Current synaptic vesicle 2A (SV2A) positron emission tomography (PET) imaging agents include the nanomolar affinity probes [11C]UCB-J and [18F]UCB-H derived from the anti-epileptic drug levitaracetam (Keppra®). An industry-utilized "de-risking" approach was used to carry out initial pharmacological characterization and to assess potential next-generation candidates amenable to F-18 radiolabeling for preliminary evaluation. Radioligand binding methods were employed in mammalian brain homogenates to determine the SV2A affinity (Kd) and maximal binding capacity (Bmax) of [3H]UCB-J. Novel leads were then screened to identify compounds minimally with comparable binding affinities with UCB-J in order to select a F-18-labeled candidate for subsequent in vivo assessment in rat. In parallel, mammalian brain tissue section autoradiography was performed to assess specific SV2A distribution. [3H]UCB-J bound with high affinity to a single population of sites in the rat brain (Kd = 2.6 ± 0.25nM; Bmax = 810 ± 25fmol/mg protein) and control human cortex (Kd = 2.9 ± 0.54nM; Bmax = 10,000 ± 640fmol/mg protein). Distribution of specific SV2A binding was shown to be homogeneous throughout the rodent brain and primarily in gray matter regions of rodent and human brain sections. Analog screening identified MNI-1038, MNI-1126/SDM-8, and SDM-2 as having comparable binding affinities with the currently available PET ligands. Subsequent [18F]MNI-1126/[18F]SDM-8 dynamic micro-PET imaging in rats revealed in vivo uptake and accumulation in the brain with favorable kinetics. Chase studies using 30mg/kg levetiracetam confirmed that in vivo brain uptake of [18F]MNI-1126/[18F]SDM-8 was reversible.
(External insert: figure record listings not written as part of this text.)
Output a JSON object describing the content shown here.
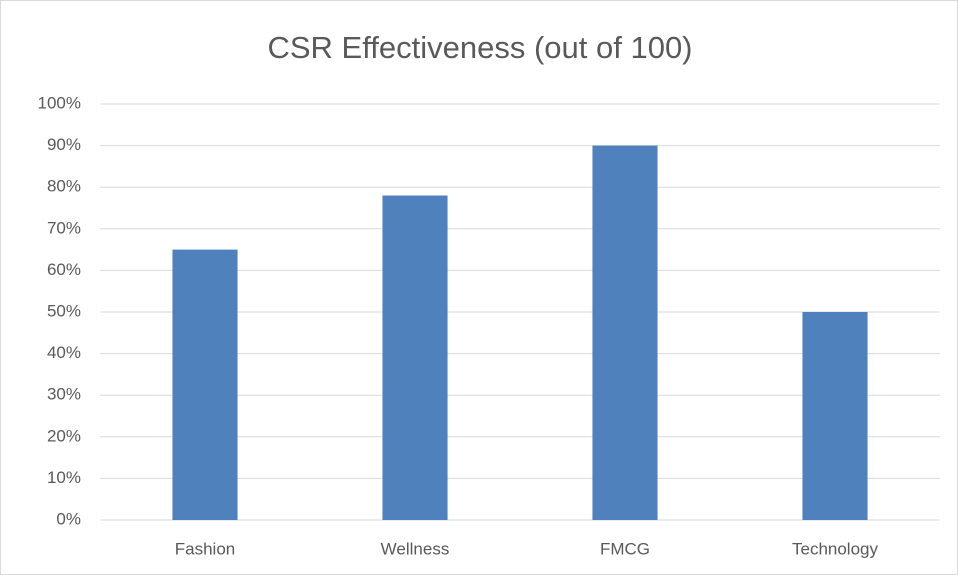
{
  "chart_data": {
    "type": "bar",
    "title": "CSR Effectiveness (out of 100)",
    "categories": [
      "Fashion",
      "Wellness",
      "FMCG",
      "Technology"
    ],
    "values": [
      65,
      78,
      90,
      50
    ],
    "color": "#4f81bd",
    "ylim": [
      0,
      100
    ],
    "yticks": [
      {
        "value": 0,
        "label": "0%"
      },
      {
        "value": 10,
        "label": "10%"
      },
      {
        "value": 20,
        "label": "20%"
      },
      {
        "value": 30,
        "label": "30%"
      },
      {
        "value": 40,
        "label": "40%"
      },
      {
        "value": 50,
        "label": "50%"
      },
      {
        "value": 60,
        "label": "60%"
      },
      {
        "value": 70,
        "label": "70%"
      },
      {
        "value": 80,
        "label": "80%"
      },
      {
        "value": 90,
        "label": "90%"
      },
      {
        "value": 100,
        "label": "100%"
      }
    ],
    "grid": true
  }
}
Taken together, these data suggest [18F]MNI-1126/[18F]SDM-8 (since renamed as [18F]SynVesT-1) characterized via an in vitro screening cascade provided a measurable in vivo SV2A specific signal in the rodent brain. This tracer as well as the close analog [18F]SDM-2 (since renamed as [18F]SynVesT-2) is currently undergoing further evaluation in preclinical and clinical studies.